Tonight marks the start of the CYP tournament. Below is my story on the the tourney’s ability to attract some of the regions top talent every year.
While the nation spends the next month transfixed on the NCAA basketball tournament, a small gym in Port Chester will hold a tournament of its own, showcasing some potential stars of future NCAA tourneys.
Over the next six days heroes will be born, legends will be made and a champion will be crowned. And while it might not be the games that the rest of the country is excited about, the CYP boys basketball tournament has a rich history of its own.
Now in its 67th year and still often referred to as the CYP tournament, it’s officially called the fifth annual William R. Gallagher Memorial Tournament for its founder. Starting Thursday some of the best high school players in the tri-state area will gather at Our Lady of Mercy to play in a 12-team tournament.
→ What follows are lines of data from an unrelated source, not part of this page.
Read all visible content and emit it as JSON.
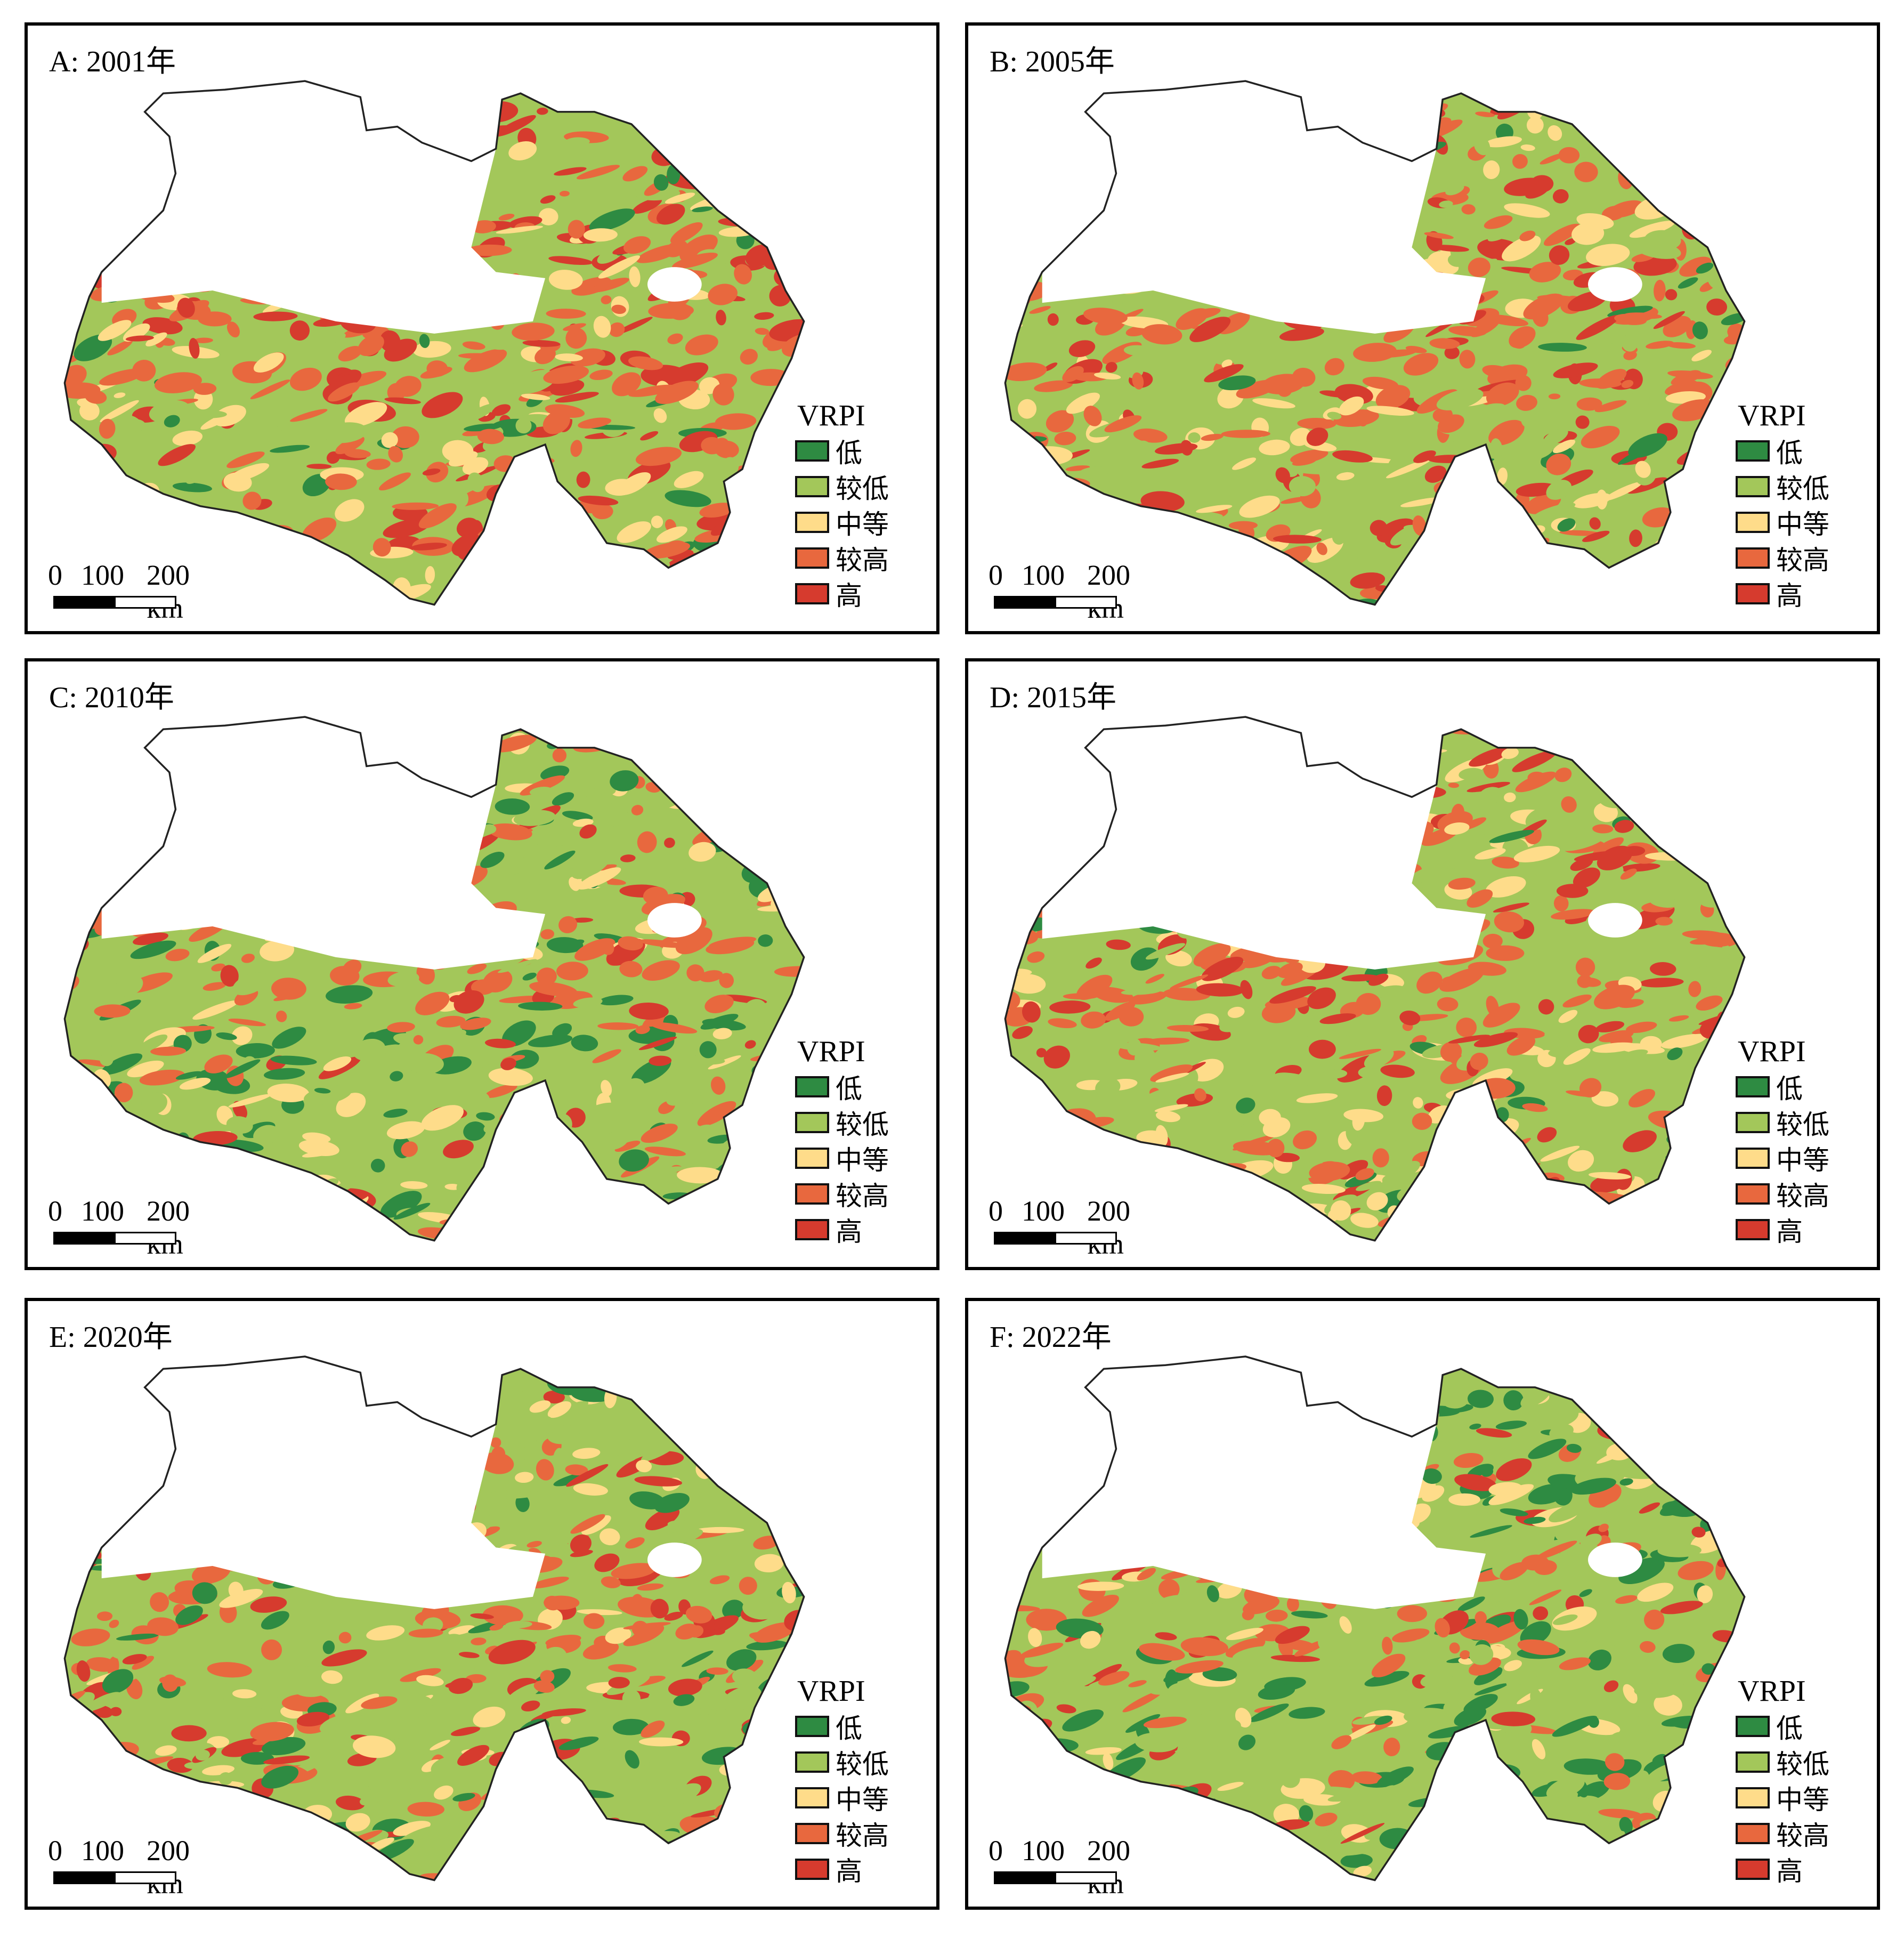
{
  "panels": [
    {
      "title": "A: 2001年"
    },
    {
      "title": "B: 2005年"
    },
    {
      "title": "C: 2010年"
    },
    {
      "title": "D: 2015年"
    },
    {
      "title": "E: 2020年"
    },
    {
      "title": "F: 2022年"
    }
  ],
  "legend": {
    "title": "VRPI",
    "items": [
      {
        "label": "低",
        "color": "#2e8b42"
      },
      {
        "label": "较低",
        "color": "#a3c75a"
      },
      {
        "label": "中等",
        "color": "#fedc8a"
      },
      {
        "label": "较高",
        "color": "#e8683e"
      },
      {
        "label": "高",
        "color": "#d63b2e"
      }
    ]
  },
  "scale_bar": {
    "labels": [
      "0",
      "100",
      "200 km"
    ]
  }
}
“We’ve been very lucky,” said tournament director Joe Bellafotto. “We’ve been blessed over the years with some great players.”
Since its inception by Gallagher, the tournament has had no lack of star power. Plenty of past and present NBA players have played in the CYP tournament.
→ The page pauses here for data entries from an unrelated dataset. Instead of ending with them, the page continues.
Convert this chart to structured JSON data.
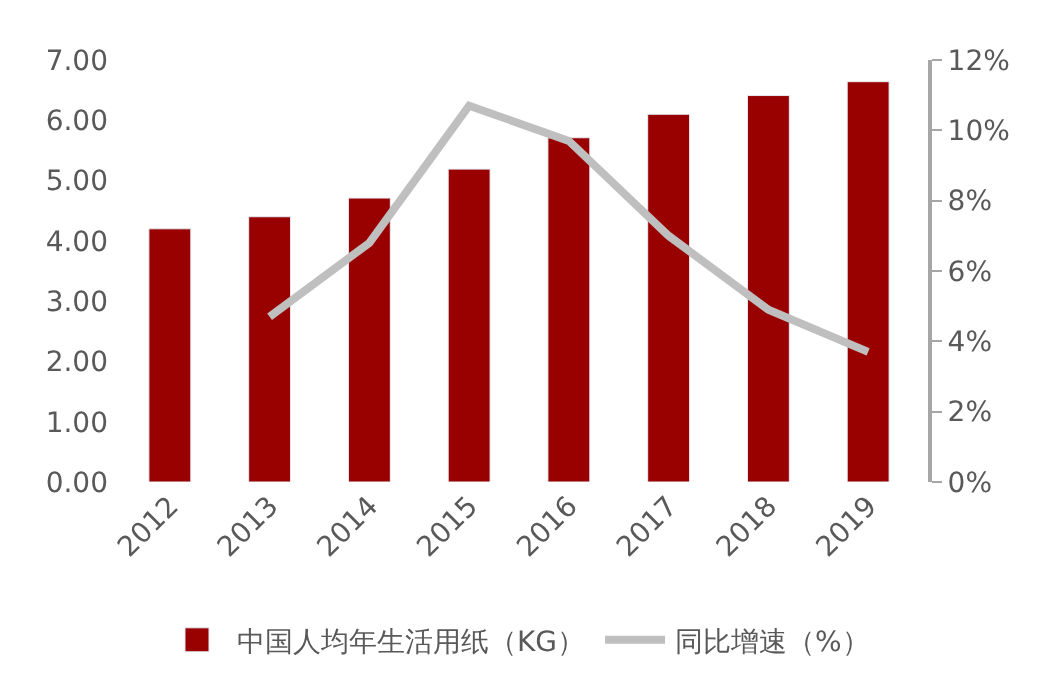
{
  "chart_data": {
    "type": "bar",
    "categories": [
      "2012",
      "2013",
      "2014",
      "2015",
      "2016",
      "2017",
      "2018",
      "2019"
    ],
    "series": [
      {
        "name": "中国人均年生活用纸（KG）",
        "color": "#990000",
        "values": [
          4.2,
          4.4,
          4.71,
          5.19,
          5.71,
          6.1,
          6.41,
          6.64
        ]
      },
      {
        "name": "同比增速（%）",
        "type": "line",
        "axis": "y2",
        "color": "#bfbfbf",
        "marker": "none",
        "line_style": "solid",
        "values": [
          null,
          4.7,
          6.8,
          10.7,
          9.7,
          7.0,
          4.9,
          3.7
        ]
      }
    ],
    "ylim": [
      0,
      7
    ],
    "yticks": [
      {
        "value": 0,
        "label": "0.00"
      },
      {
        "value": 1,
        "label": "1.00"
      },
      {
        "value": 2,
        "label": "2.00"
      },
      {
        "value": 3,
        "label": "3.00"
      },
      {
        "value": 4,
        "label": "4.00"
      },
      {
        "value": 5,
        "label": "5.00"
      },
      {
        "value": 6,
        "label": "6.00"
      },
      {
        "value": 7,
        "label": "7.00"
      }
    ],
    "y2lim": [
      0,
      12
    ],
    "y2ticks": [
      {
        "value": 0,
        "label": "0%"
      },
      {
        "value": 2,
        "label": "2%"
      },
      {
        "value": 4,
        "label": "4%"
      },
      {
        "value": 6,
        "label": "6%"
      },
      {
        "value": 8,
        "label": "8%"
      },
      {
        "value": 10,
        "label": "10%"
      },
      {
        "value": 12,
        "label": "12%"
      }
    ],
    "grid": false,
    "legend": "bottom"
  }
}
Recent participants include Kyrie Irving, the 2012 NBA Rookie of the Year, Moe Harkless, the No. 12 pick in the 2012 draft, and Russ Smith, the leading scorer for Louisville, the top seed in this year’s NCAA tournament.
“Everybody wants to come back because they know all the kids who have played in the tournament,” Bellafotto said. “It’s easy for me to get the teams.”
Local talent has also had a strong presence at the CYP. Those who have participated include: Peekskill native Elton Brand of the Dallas Mavericks; Mount Vernon’s Kevin Jones of the Cleveland Cavaliers; White Plains’ Sean Kilpatrick of the U. of Cincinnati; and Mount Vernon’s Jabarie Hinds of the U. of West Virginia.
Josh James of Stepinac and Section 1’s “Mr. Basketball” Eric Paschall of Dobbs Ferry will play for Team Frenji, which won three CYP titles between 2007 and 2011. They’ll be joined by Joe Clarke, who led New Rochelle to the Class AA state final last week.
The tournament will serve as a nice way for James to test his skills before heading off to Monmouth in the fall.
“It’s a good warmup,” James said. “You get a chance to see that level you are working toward.”
James, who played for Frenji last year, said what he enjoys most about the tournament is the environment in which the games are played. The small venue puts the fans literally inches from the players.
“That’s the greatest part about it,” James said of the atmosphere. “You’re not used to playing on a small court. It really shows who has what it takes to win, who’s got game.”